Henryk Sienkiewicz
"Bez dogmatu"
14 LISTOPADA.
Jesteśmy wszyscy w Warszawie, z porady doktora. Anielce powiedziano, że w domu, w Płoszowie, będą zaprowadzali kaloryfery, wskutek tego trzeba się wynieść na kilka tygodni. Droga zmęczyła ją mocno. Pogoda zła. Ale jestem kontent, żeśmy przyjechali, bo tu jestem pewniejszy mojej służby. Dom trochę w nieładzie. Mnóstwo obrazów wypakowanych. Anielka, mimo zmęczenia, chciała je oglądać, więc służyłem jej jako cicerone. Powiedziałem, że moim najmilszym marzeniem jest być kiedyś jej przewodnikiem po Rzymie, ona zaś odrzekła jakby z odcieniem smutku:
- Ja także często myślę o Rzymie, ale czasem zdaje mi się, że tam już nigdy nie będę.
Mnie się serce ścisnęło, bo teraz boję się wszystkiego, nawet przeczuć, i w byle słowie gotówem upatrywać wróżbę. Odpowiedziałem jednak wesoło:
- Ja ci to przyrzekam uroczyście, że tam pojedziesz - i to na długo.
Dziwna rzecz, jak prędko natura ludzka przystosowywa się do każdego położenia i wchodzi w swoje nowe prawa: ja już mimo woli uważam Anielkę za swoją i strzegę jej jak mojej własności.
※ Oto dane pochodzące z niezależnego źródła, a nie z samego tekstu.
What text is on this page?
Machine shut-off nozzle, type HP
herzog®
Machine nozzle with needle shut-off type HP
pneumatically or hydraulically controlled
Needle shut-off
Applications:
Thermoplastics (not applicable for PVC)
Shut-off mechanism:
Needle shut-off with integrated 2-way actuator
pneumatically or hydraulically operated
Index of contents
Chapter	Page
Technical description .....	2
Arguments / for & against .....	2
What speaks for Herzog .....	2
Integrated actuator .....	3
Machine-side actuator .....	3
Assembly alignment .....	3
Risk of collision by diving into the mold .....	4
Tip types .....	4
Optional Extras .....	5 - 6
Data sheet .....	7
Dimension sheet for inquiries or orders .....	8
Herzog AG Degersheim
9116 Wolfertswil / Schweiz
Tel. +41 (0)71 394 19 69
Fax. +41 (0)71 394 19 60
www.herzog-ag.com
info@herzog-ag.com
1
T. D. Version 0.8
Doktor miał jednak słuszność. Dobrze zrobiliśmy przeniósłszy się do Warszawy. Naprzód, łatwiej tu o wszelką pomoc; po wtóre, tu można nie przyjmować żadnych wizyt, w Płoszowie zaś byłoby niepodobna zawracać ludzi od ganku. A niezawodnie różni znajomi wybraliby się z kondolencją. Na koniec w Płoszowie już wytworzyła się jakaś tajemnicza i ponura atmosfera, w której moje usiłowania, by nadać rozmowom ton wesoły, stały się czymś rażącym. Przypuszczam, że tego nastroju nie unikniemy i w Warszawie, ale tu przynajmniej umysł Anielki będzie zajęty i rozerwany tysiącem tych drobnych wrażeń, których dostarcza życie miejskie, podczas gdy w takim Płoszowie byłaby uważniejszą na wszystkie zmiany, jakie by mogła w otoczeniu spostrzec.
Na ulicę nigdy nie będzie wychodzić sama i będzie wychodziła mało. Doktor nakazuje jej wprawdzie ruch, ale znalazłem już na to radę. Za stajniami domu mam dość obszerny ogród z drewnianą galerią przy murze. Każę tę galerię oszklić, i tam będzie w zimie, a zwłaszcza w czasie niepogody, miejsce przechadzek Anielki.
Okropnie jednak męczącą rzeczą jest ten ciągły strach, który nad nami wisi.